Dia harus seorang lesbian. Dia harus seorang yang baik budinya. Dia harus seorang yang pengertian. Dia harus tidak sekantor denganku. Dia harus berada di kota yang sama denganku. Dia harus seorang yang mandiri. Dia tidak akan menikah hanya karena dituntut menikah oleh keluarganya. Kalau bisa dia harus oriental. Kalau bisa dia harus seagama denganku.
Dan akhirnya aku menemukan “Dia”. Wanita yang kuimpikan. Wanita yang kucari seumur hidupku.
Dengan cara yang unik Tuhan mempertemukan aku dengannya.
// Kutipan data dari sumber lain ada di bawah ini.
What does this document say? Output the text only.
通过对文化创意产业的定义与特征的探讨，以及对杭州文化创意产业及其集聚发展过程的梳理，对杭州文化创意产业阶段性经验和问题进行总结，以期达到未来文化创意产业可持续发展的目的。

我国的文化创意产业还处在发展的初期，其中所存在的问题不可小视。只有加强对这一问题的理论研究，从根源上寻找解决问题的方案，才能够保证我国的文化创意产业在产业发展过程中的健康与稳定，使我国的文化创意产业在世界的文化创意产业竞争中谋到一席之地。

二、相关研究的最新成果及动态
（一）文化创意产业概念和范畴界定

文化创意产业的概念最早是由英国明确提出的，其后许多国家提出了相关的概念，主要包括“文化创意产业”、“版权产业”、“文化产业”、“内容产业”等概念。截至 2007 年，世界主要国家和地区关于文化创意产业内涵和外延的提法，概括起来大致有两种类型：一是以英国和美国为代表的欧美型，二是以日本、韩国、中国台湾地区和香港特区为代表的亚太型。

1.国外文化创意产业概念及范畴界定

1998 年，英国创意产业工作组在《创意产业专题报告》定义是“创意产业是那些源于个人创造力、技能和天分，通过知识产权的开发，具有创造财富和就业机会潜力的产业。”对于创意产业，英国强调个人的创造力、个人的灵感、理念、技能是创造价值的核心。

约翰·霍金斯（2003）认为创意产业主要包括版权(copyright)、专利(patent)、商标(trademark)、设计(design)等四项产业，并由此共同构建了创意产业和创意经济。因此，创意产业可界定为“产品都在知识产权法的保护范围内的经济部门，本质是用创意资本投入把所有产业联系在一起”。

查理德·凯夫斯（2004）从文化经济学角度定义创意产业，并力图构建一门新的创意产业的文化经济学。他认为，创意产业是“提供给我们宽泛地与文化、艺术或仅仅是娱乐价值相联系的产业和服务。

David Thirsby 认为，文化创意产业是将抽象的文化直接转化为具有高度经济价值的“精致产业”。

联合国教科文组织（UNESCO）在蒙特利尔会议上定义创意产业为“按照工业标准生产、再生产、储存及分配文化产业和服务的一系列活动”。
Dalam waktu yang sangat amat singkat (yang sebenarnya aku sebut itu gombal) Tuhan juga menumbuhkan cinta di hatiku.
Dari “Dia” aku belajar bersabar dengan keadaan. Dari “Dia” aku belajar berpasrah dengan keadaan. Dari “Dia” aku belajar menerima jika seandainya, seseorang yang selama ini aku cari, ternyata belum menjadi yang terbaik untukku. Dan dari “Dia” aku belajar untuk berdamai dengan Tuhan apapun yang akan terjadi kelak.
Jika pada akhirnya aku masih belum bisa bersama “Dia” yang aku impikan, mungkin karena sang Sutradara memang belum mau menyelesaikan sinetronNya.
Mungkin juga, saat Tuhan mempertemukanku dengannya, Ia hanya ingin menyampaikan bahwa seseorang yang aku cari itu benar-benar ada, hanya saja yang terbaik menurutku belum tentu benar-benar terbaik untukku.
Arghh… Terlalu banyak kata MUNGKIN dalam Rahasia Illahi.
Meski segala KEMUNGKINAN itu pasti ada, namun aku tidak bisa terus-terusan hidup hanya dalam sebuah KEMUNGKINAN. Aku ingin menunggu “Dia”, namun jika “Dia” memang masih belum menjadi yang terbaik untukku, maka aku harus tetap mencari My One.
Kelak My One mungkin tidak akan memenuhi syarat yang sama seperti yang aku terapkan sebelumnya. (Karena aku sudah menemukan sosok yang aku cari, aku tidak ingin mencari sosok yang sama lagi) Namun dia harus dapat menjadikan aku seseorang yang lebih baik. Seseorang yang lebih dekat dengan Tuhan. Seseorang yang lebih berguna.